Entrepreneurial management is typically used when firm is young small. Features include centralised decision making and informal control. General manager usually makes decisions, as structure is simple enough for one person to comprehend all information for decision-making. There is little need for formal procedures, systems and structures because activity can be monitored via personal supervision of the entrepreneur.
Professional management, on the other hand, is more suitable when firm grows up and thus requires more structure. Characteristics include delegation of decision-making responsibility and use of formal control system. General managers delegate responsibility to hierarchy of middle managers. CEO does not personally make all decisions. A set of systems guide and evaluate performance against objectives. Policies and standard procedures are developed to guide the actions of firm executives.
There are two key dimensions in strategy coordination. First, delegation of responsibility i.e. if general manager makes decisions of delegates those to middle managers. Second, use of formal control systems i.e. if formal systems to set objectives, monitor performance and control activities of organisational members are present.
There are four archetypal strategies of coordination:
1. Entrepreneurial management involves centralised decision making and informal, personal control
2. Professional management utilises delegation of responsibility and extensive formal control
3. Laissez-faire management involves delegation of responsibilities but control remains informal
4. Bureaucratic management involves centralised decision making and formal control
Companies seek efficiency and effectiveness. Efficiency refers to ability to achieve goals with minimum resources and effectiveness is its ability to adapt goals and stay innovative to meet changing needs of the environment. Choices that favour delegation have the potential to increase effectiveness but simultaneously decrease efficiency.

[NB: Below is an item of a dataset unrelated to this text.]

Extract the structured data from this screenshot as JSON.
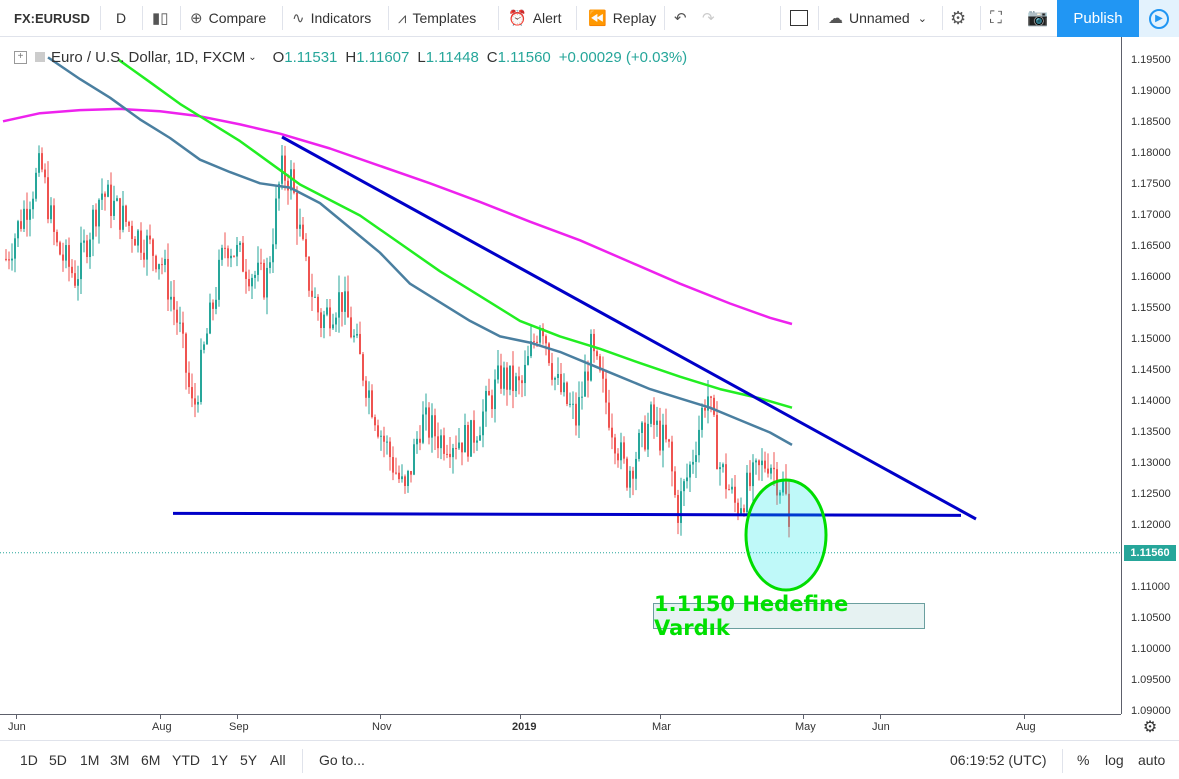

Transition to professional management involves fundamental change in entrepreneur’s orientation. Founder is likely to lose getting personal satisfaction from direct action. Instead, one needs to develop a sense of accomplishment coming from achievement of results from others. The transition steps are described below. However, one needs to keep in mind that delegation of responsibility does not mean entrepreneur loses opportunity to have input into any decision-making process.
There are several sources to assist one in recognition of transition from entrepreneurial to professional management. Knowledge of outsiders such as board members and consultants might suggest there is a need for transition, for example. Warning signals include lack of follow up details, increase level of stress on individual entrepreneur and sense of organisational disarray.
Venture creator should be able to overcome personal loyalties that could threaten organisation. For instance: right-hand persons often are unable to develop more specialised skills needed to grow the company. In order for firm to develop, entrepreneur must be able overcome personal relationship and find more suitable employees.
Placing responsibilities close to source of information require sound decision-making. This means delegating responsibility to managers who are close to customers, suppliers and competitors. General managers must be careful not to give up responsibility of key policy issues that require personal perspective.
Development of formal controls means entrepreneurs no longer can track the behaviour of individuals in the organisation. Instead, one needs to focus on performance rather than behaviour. Practical policies thus should be adopted. Entrepreneurs should also devote time and effort to develop policies that inspires creative solutions and build commitment.
Self-concept behaviour makes transition process difficult. Entrepreneurs want to stay involved in decision-making and know who works for their company. Transition to professional management therefore requires fundamental change in the attitudes and behaviour of entrepreneurs.
Stevenson, H.H. and Jarillo, J.C., 2007. A paradigm of entrepreneurship: Entrepreneurial management. In Entrepreneurship (pp. 155-170). Springer, Berlin, Heidelberg.
Baron, R. and Shane, S., 2007. Entrepreneurship: A process perspective. Nelson Education.